I would like to respond specifically to his suggestion that "[those of us] in for-profit medicine must share the blame for pushing new and improved medicine that is unaffordable and only (marginally) benefits the few people who can afford it." I agree that many providers participate in "for-profit" medicine. However, the nature of the healthcare enterprise is now changing to what has been called "Big Medicine" or "Big Med" (see: Physician Private Practice Declines; the Last Barrier to Emergence of "Big Medicine"; The Transition to "Big Med": Need for Emphasis on Standardization and Cost; Health Systems Use Their Regional Dominance to Muscle Insurance Companies). With the rapid decline of private physician practices, many of the key decisions about the future of healthcare will be made by the federal government, large hospital systems, health insurance companies, and Big Pharma. So while we indeed have a for-profit health system in this country, most of the resources will flow from institutions like the federal government and health insurance companies to large institutions like large hospital systems. The great majority of physicians will be hospital employees. I refer to this as the institutionalization of healthcare delivery. We need to better understand the consequences of this shift.

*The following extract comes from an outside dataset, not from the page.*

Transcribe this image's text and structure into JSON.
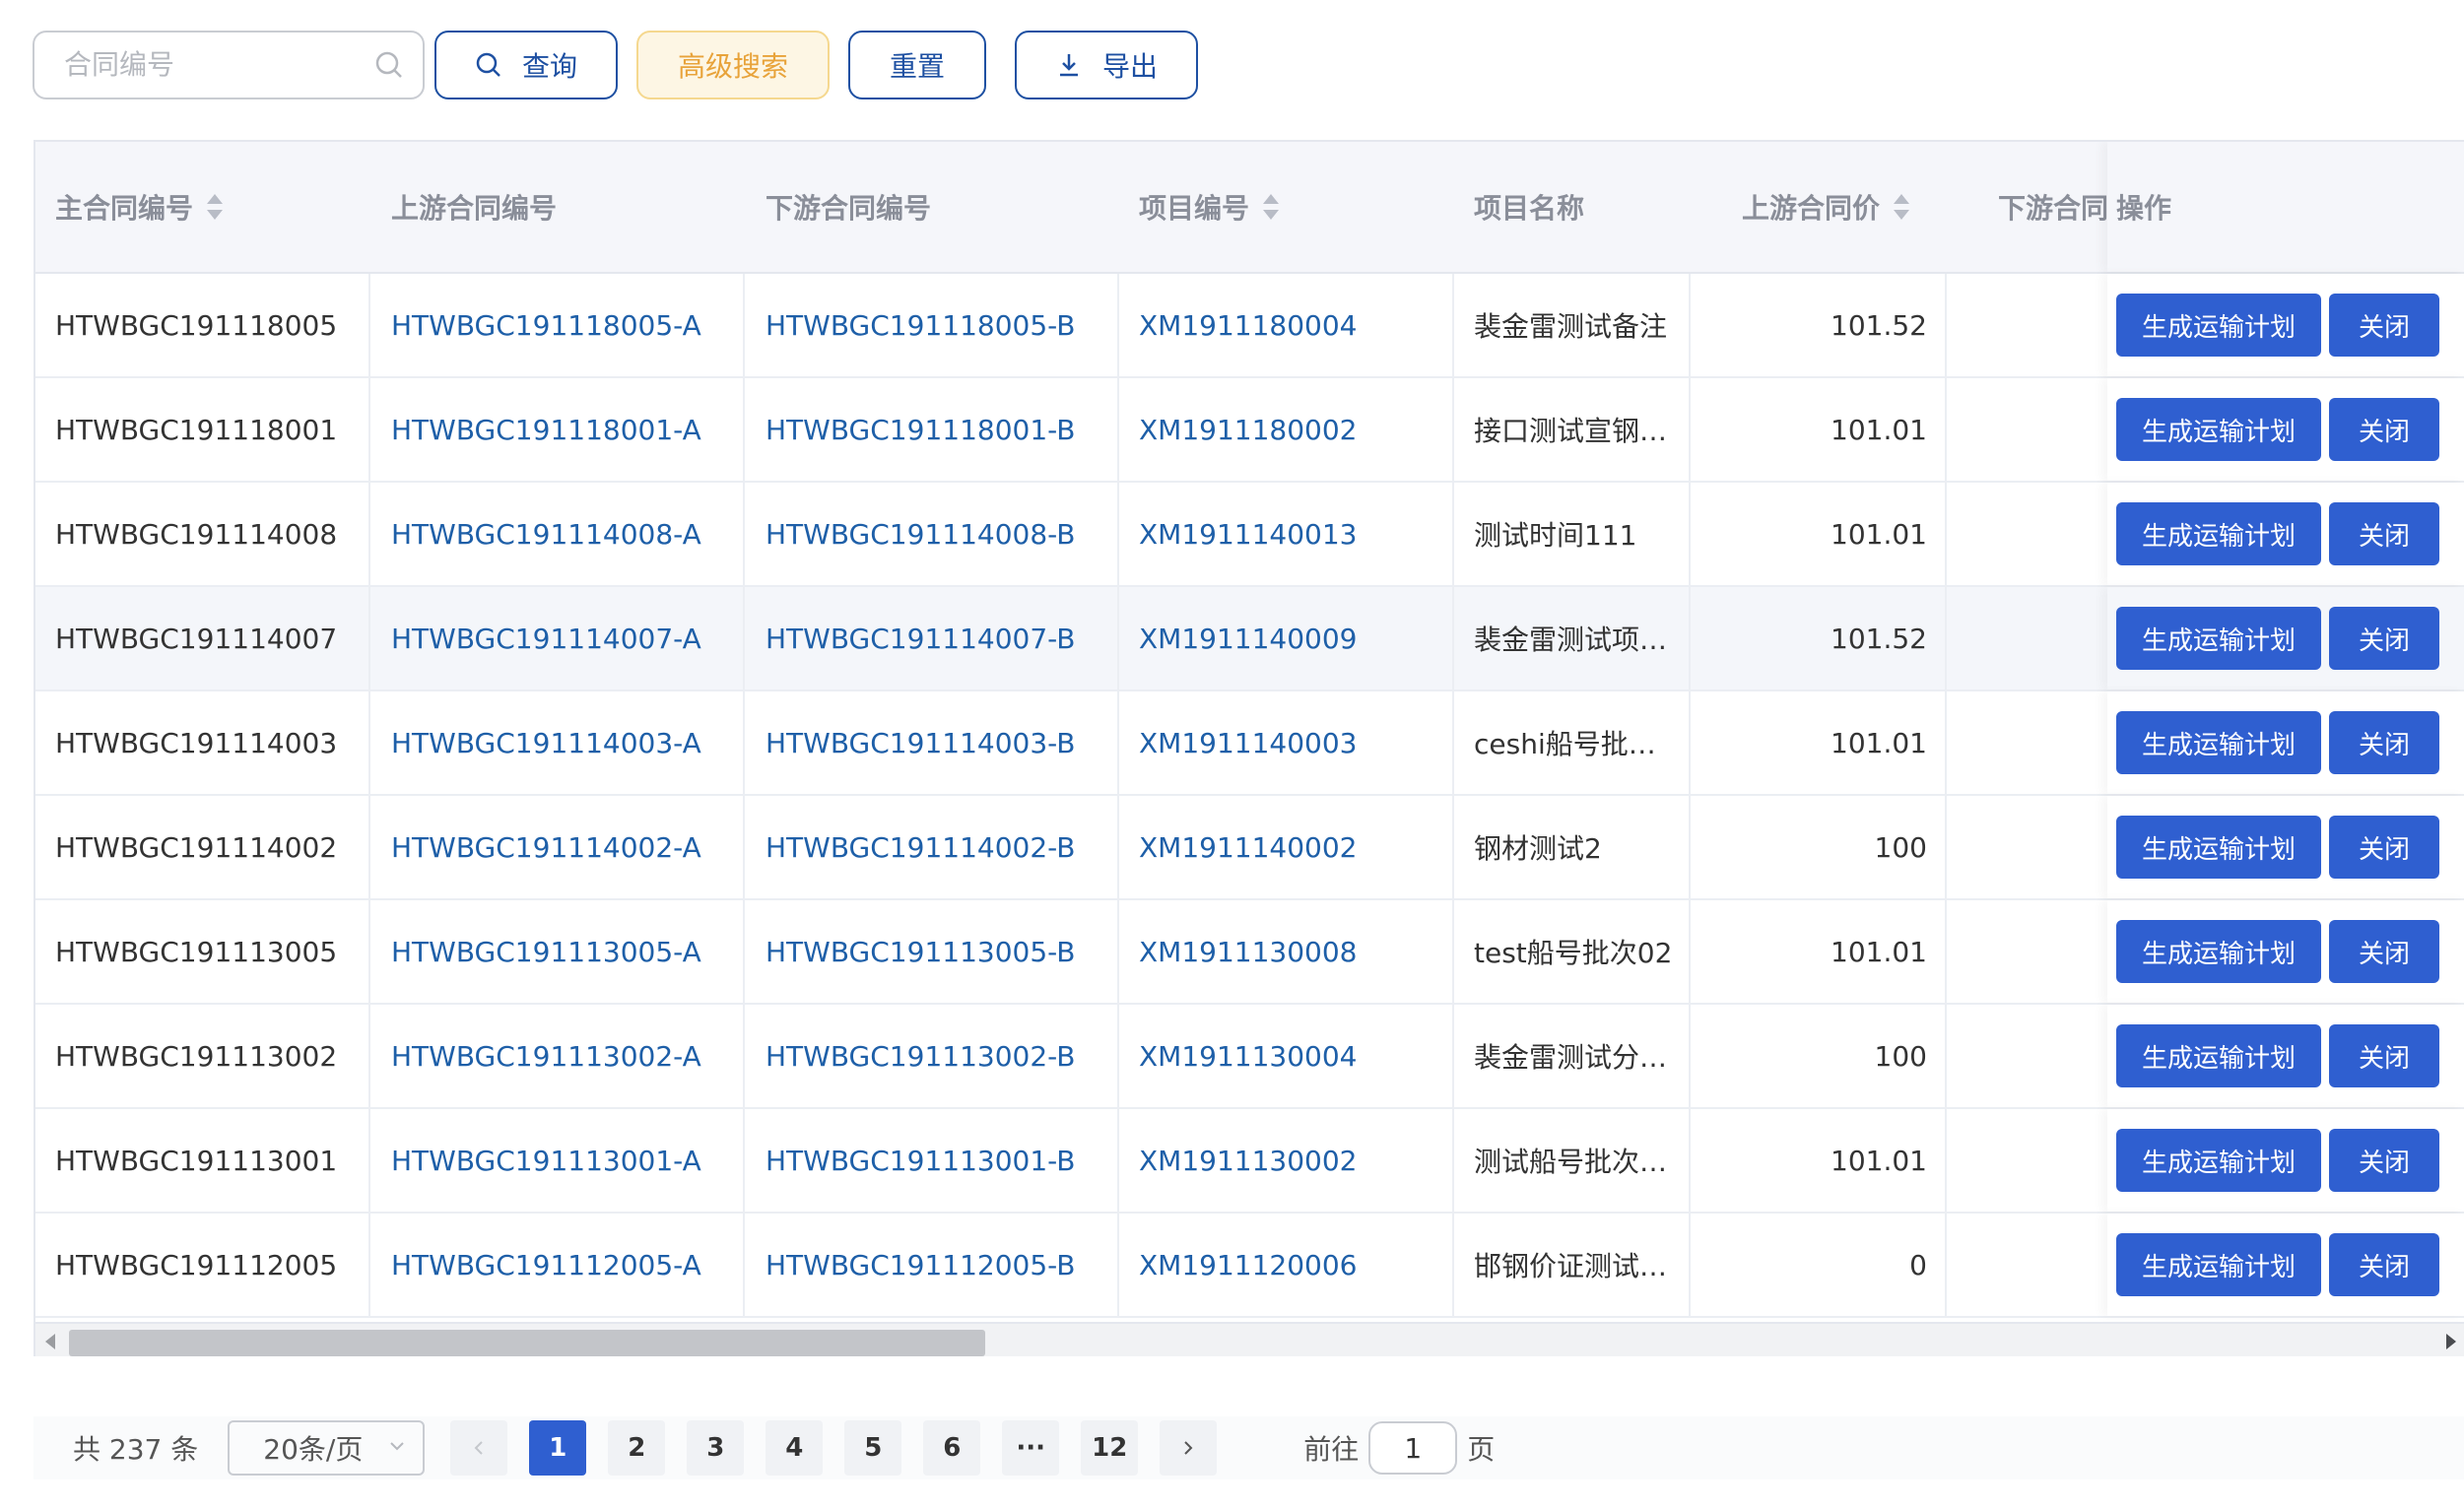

I think that this change will have a major effect on the incentives experienced by physicians. In previous notes, I have made the point that cancer patients receive better care if the treating oncologist is salaried and does not benefit directly from selecting the most expensive treatment. This idea becomes apparent, as one example, in the treatment of ovarian cancer patients where a private oncologist is incentivised to maximize revenue from patient "chair time" whereas salaried academic oncologists seem to be more inclined in select the preferable intraperitoneal infusion of chemotherapeutic agents (see: Patients with a Cancer Should Seek Treatment in Cancer Hospitals). This is the best therapy but complicated and with lengthy patient visits. Here's are a couple of additional articles about how oncologists are compensated for additional reading (see: Will the Sequester Cause Oncologists to Lose Money Prescribing Chemotherapy?; Who Pays Your Oncologist?).
For private oncologists, the so called "oncology concession" goes to their group practice and they themselves directly benefit financially from their clinical decisions (see: The Oncology Concession Under Attack by Health Insurance Companies). For a salaried oncologist, the "oncology concession" goes to the hospital whose executives may choose to pay their oncologists the internist market salary, retaining the difference. The hospital may then choose to reward its executives at a higher level for developing a bigger cancer center (see: Cancer Business Highly Remunerative for Sloan-Kettering Executives).
I believe that health system executives will be more highly compensated and physicians will be less so as a result of institutionalization. After all, it is the executives who are making macro compensation decision and it would be natural for them to reward themselves. Moreover, these same executives will also have critical decision-making power in terms of how "new and improved" medicine is delivered. I believe that most of decisions will be based on how such care is compensated by the various institutional payers.
I know that this is a utopian dream in our capitalist society, but medicine should not be a profit making enterprise but a social service. Somebody may respond that most big medicine is non-profit enterprise, but that doesn't mean there is no profit involved, just that the profit gets ploughed back into the enterprise in the form of high salaries, etc.